早速実践演習場で魔法を使ってみる事にした。今回は僕と麗美がペアで、ノブと美月がペアだ。
相変わらず恥ずかしい台詞の詠唱をして、お互いに魔法を発動する。
受けてみると脱力感がとんでも無い。一瞬立ち眩みにも似た感覚が襲ってきて、ガクッと膝が折れた。
「これって初級魔法なのか?連続で使えば気絶は確実、ハッキリ言って凶悪だぞ」
「魔素吸収でどれくらい回復できるか試すには丁度良いと思う事にしようよ」
「気絶するか確かめないと」美月がノブに排出の魔法を放ち、ノブが気絶した。しかし、僕の意識も飛んだ。
目覚めると、麗美・ノブ・美月が倒れていた。見た感じ怪我とかはしていないみたいだ。
そして笑い声が聞こえてきた。
声の主は、僕たちと同じかちょっと歳が足りないと思える、男が2人に女が1人。
「こいつら本当に気絶したぞ。笑える」
「実験を手伝ってやったんだ、感謝しろよ」等と笑いながら都合の良い事を言ってくる。
「君達がやったの?」と僕が尋ねると、3人は大笑しながら肯定した。
「それじゃ、きちんとお礼をしなきゃだよね」立ち上がりながら魔素吸収の魔法を唱える。みるみる気力が充実していくのが分かる。
「排出の魔法くらいで気絶する雑魚がなんでここにいるんだよ。お前達は才能がない」
「初級で喜ぶ初心者を手助けしてやるのは先輩の務めだ、気にするな。お前達、見込みはないけど」
「正直でごめんねー。でも魔法の世界は厳しいから早めに気付けて良かったじゃない」
あぁ僕たちは今日まで出会った人に恵まれていたんだなと痛感した。そして油断していた自分の甘さに腹が立つ。
親友を嘲笑う目の前の3人に感謝しよう、油断大敵を実体験させてくれたのだから。
ただし、報いは受けてもらうけれど。
「君達にも同じ魔法をお返しするね」僕の宣戦布告に3人は大笑するだけだ。
3人一塊なので丁度良い。一番近い相手に接近し排出の魔法を放つ。
魔法を受けた男が昏倒した。それを見た残り2人の顔に困惑が浮かぶ。
続けてもう1人の男にも魔法を放つ。
1人目と同様に昏倒した。
1人残った女の顔に恐怖が浮かび何事か叫びながら逃げ出した。が、遅い遅すぎる。
女性だろうと見逃すつもりはない。
背中に至近距離で排出の魔法を放つと、彼女は昏倒した。
麗美・ノブ・美月を起こして事情を説明した。怒った3人が昏倒している3人の顔に落書きしている。
そのまま昏倒している3人を放置して行こうかとも考えたけれど、起こしてから図書館へ戻った。

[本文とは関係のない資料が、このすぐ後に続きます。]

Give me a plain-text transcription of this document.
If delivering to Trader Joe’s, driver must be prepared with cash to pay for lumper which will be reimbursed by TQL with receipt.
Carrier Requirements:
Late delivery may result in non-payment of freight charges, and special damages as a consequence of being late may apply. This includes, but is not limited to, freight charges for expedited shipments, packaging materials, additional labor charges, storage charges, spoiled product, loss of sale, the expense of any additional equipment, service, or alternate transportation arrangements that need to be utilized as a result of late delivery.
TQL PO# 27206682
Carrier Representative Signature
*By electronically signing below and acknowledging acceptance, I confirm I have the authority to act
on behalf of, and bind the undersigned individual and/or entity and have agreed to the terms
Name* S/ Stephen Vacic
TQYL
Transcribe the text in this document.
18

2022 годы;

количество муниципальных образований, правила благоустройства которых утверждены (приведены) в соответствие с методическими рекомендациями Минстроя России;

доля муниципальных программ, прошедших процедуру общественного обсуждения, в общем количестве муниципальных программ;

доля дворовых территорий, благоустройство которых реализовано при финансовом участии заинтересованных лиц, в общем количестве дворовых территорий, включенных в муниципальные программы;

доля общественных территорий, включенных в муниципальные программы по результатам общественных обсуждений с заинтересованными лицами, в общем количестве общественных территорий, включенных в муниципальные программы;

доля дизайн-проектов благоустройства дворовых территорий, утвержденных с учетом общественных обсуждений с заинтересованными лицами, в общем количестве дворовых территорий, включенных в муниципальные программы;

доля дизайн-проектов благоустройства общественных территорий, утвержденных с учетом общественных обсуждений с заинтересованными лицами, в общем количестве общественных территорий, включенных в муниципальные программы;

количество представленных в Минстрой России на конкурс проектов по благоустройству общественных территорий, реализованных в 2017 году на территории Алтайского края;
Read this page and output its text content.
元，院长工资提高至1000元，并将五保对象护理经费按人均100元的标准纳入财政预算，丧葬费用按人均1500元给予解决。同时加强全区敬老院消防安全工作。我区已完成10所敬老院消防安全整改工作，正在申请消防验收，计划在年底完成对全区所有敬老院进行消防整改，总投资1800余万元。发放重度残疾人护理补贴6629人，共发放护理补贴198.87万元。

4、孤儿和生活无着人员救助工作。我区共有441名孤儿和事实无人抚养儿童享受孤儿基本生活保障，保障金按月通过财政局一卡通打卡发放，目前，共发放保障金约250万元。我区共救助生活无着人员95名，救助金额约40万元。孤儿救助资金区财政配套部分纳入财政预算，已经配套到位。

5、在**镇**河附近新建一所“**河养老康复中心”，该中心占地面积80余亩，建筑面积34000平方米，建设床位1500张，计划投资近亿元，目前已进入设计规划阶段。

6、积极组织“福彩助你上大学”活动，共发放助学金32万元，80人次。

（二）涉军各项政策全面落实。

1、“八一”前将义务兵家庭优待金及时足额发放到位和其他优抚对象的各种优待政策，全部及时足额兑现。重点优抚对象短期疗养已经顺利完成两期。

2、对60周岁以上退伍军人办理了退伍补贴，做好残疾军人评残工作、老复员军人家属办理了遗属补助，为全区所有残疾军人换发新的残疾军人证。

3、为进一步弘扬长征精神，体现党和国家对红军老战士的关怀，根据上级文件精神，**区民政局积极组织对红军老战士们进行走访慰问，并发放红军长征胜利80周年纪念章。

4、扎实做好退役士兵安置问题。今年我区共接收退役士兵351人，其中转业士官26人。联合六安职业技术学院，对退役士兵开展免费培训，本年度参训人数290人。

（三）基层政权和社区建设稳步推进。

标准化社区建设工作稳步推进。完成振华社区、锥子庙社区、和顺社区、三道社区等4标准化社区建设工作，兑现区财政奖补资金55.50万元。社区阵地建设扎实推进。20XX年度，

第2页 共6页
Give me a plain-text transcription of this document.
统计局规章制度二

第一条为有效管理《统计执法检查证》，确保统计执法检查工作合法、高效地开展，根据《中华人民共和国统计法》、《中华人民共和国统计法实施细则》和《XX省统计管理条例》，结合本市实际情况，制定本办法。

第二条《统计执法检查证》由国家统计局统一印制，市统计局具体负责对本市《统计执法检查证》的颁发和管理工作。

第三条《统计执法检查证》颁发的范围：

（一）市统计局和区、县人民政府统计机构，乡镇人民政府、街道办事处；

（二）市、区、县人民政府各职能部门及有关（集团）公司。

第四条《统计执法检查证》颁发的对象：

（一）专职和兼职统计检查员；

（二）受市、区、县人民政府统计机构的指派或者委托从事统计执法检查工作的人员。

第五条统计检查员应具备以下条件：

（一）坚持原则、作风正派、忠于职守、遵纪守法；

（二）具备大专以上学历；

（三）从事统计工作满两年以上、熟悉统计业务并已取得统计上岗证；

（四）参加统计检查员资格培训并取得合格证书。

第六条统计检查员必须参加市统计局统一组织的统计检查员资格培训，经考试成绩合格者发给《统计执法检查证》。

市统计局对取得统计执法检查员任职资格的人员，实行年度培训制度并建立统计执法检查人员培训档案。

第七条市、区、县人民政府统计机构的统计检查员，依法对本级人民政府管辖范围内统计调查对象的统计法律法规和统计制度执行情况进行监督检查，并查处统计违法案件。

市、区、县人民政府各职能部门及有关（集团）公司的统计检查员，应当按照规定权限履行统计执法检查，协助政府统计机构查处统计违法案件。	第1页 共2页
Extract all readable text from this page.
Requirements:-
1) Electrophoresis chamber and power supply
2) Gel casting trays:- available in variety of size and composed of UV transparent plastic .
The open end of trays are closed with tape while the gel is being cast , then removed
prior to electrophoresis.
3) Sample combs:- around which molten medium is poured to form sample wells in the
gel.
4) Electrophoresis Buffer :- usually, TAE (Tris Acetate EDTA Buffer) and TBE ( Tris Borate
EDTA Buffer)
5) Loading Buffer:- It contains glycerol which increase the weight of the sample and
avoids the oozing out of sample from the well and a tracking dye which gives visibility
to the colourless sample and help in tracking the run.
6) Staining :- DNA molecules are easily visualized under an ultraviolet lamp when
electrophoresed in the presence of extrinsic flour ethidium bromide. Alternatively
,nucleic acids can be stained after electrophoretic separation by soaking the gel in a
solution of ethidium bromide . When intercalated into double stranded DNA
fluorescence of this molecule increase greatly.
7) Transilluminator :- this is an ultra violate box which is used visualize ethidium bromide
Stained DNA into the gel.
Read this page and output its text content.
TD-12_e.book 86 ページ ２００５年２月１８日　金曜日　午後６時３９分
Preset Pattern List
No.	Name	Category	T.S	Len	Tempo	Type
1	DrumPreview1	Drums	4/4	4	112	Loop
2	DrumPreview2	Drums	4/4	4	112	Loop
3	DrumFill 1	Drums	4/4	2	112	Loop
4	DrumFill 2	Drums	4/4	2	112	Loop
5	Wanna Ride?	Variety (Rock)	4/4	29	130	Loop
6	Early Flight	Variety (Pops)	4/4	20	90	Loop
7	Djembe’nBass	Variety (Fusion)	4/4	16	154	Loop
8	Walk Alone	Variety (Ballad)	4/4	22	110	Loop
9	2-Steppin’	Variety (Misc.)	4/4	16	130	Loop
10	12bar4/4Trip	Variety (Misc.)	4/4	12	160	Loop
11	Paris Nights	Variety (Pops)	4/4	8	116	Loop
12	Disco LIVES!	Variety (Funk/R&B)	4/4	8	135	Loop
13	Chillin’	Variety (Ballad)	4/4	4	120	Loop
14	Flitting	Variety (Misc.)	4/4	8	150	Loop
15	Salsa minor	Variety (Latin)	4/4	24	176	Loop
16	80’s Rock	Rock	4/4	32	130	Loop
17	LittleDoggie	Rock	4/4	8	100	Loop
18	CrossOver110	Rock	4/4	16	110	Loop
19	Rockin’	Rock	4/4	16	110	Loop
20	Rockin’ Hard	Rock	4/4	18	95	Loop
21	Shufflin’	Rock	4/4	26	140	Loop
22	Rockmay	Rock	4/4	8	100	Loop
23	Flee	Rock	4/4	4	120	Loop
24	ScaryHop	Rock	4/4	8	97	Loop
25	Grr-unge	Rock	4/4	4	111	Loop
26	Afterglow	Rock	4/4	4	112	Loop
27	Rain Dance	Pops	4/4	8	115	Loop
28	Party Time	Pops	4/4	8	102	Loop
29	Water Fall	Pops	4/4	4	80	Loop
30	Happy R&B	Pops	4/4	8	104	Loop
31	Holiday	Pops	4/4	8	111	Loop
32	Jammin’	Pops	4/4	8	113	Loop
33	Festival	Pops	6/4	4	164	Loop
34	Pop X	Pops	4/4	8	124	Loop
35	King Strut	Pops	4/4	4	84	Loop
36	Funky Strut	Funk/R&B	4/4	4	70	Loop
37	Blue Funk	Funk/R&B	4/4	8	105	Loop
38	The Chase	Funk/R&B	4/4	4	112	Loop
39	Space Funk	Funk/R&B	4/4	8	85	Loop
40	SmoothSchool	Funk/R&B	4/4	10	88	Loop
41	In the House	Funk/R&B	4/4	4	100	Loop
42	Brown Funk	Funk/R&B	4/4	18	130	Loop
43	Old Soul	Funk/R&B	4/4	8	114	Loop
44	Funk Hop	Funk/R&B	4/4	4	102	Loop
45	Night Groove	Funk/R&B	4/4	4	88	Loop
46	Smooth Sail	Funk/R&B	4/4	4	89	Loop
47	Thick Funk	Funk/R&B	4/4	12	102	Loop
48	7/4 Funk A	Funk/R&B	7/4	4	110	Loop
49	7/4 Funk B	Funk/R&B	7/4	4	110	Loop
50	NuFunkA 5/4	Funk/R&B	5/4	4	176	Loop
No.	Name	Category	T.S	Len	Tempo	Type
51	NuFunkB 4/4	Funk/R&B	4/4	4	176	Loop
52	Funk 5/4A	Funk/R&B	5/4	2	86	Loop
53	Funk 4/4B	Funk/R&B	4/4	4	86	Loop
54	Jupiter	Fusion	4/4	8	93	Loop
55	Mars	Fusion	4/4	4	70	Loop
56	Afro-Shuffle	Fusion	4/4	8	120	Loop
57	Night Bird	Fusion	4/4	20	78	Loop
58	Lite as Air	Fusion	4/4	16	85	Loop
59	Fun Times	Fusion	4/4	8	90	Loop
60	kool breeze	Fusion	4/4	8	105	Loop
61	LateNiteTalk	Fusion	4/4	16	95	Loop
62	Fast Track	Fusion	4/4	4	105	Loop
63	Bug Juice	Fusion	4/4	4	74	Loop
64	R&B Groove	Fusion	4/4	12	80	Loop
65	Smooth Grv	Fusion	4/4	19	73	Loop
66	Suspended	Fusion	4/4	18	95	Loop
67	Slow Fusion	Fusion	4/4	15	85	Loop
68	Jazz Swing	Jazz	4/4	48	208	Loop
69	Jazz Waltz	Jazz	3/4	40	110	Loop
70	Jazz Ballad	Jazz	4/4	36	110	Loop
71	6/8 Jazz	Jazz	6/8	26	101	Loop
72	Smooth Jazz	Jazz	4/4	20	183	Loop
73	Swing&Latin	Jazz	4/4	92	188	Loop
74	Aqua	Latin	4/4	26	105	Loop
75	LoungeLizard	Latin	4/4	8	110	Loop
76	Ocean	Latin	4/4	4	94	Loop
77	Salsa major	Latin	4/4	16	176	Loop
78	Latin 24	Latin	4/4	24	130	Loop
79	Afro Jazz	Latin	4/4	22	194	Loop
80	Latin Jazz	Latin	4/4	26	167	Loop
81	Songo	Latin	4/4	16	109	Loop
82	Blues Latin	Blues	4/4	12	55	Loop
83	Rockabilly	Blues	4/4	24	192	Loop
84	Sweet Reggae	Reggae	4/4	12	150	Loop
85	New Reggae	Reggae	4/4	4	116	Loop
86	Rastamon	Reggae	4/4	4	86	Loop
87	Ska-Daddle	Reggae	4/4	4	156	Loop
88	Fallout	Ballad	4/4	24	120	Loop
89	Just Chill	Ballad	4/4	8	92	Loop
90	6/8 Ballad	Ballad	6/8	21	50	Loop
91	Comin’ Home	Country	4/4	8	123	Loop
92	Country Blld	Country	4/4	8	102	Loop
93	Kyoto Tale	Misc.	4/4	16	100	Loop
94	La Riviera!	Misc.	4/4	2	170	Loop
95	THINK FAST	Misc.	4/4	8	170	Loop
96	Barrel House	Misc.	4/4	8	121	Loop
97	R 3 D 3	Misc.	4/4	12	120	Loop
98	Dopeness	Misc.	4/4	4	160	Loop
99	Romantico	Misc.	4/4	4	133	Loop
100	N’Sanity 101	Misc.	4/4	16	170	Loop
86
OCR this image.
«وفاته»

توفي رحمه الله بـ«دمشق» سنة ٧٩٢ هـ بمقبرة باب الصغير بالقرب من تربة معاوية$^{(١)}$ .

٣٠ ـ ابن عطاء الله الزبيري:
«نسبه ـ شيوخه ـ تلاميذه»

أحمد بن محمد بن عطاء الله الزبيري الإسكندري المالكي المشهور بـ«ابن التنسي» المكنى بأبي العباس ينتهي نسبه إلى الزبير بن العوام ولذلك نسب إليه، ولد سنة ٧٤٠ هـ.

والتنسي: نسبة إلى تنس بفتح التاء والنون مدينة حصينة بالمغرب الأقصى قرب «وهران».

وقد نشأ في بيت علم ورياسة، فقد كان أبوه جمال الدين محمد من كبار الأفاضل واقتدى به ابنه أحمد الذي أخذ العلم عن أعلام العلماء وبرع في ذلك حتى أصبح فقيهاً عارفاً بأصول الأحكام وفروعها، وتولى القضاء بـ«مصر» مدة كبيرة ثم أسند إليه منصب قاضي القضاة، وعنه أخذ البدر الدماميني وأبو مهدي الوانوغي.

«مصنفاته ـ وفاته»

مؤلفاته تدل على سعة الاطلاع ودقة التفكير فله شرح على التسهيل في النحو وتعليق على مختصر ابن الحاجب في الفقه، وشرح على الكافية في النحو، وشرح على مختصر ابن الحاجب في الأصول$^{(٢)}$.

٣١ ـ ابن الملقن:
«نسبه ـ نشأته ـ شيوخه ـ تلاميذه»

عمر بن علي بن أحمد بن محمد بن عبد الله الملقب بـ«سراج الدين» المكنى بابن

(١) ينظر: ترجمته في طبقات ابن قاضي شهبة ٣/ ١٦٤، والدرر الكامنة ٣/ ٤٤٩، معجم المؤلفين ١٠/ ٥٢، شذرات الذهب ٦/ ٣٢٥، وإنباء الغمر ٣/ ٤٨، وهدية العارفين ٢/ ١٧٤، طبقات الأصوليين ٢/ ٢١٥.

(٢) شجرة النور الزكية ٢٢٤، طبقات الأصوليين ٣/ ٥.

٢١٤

シュウサクは事件の一部始終を見ていたが、危険性はないとみて傍観していたそうだ。
この出来事により、排出の魔法が攻撃魔法に分類されるようになった。
反省を踏まえ魔法・序を全て覚える事にした。何が役に立つか分からないからだ。
途中お昼は学生寮で食べる事が出来た。やっぱり肉・芋・スープで塩味オンリーだった。
結局この日は、魔法・序を覚える事に費やした。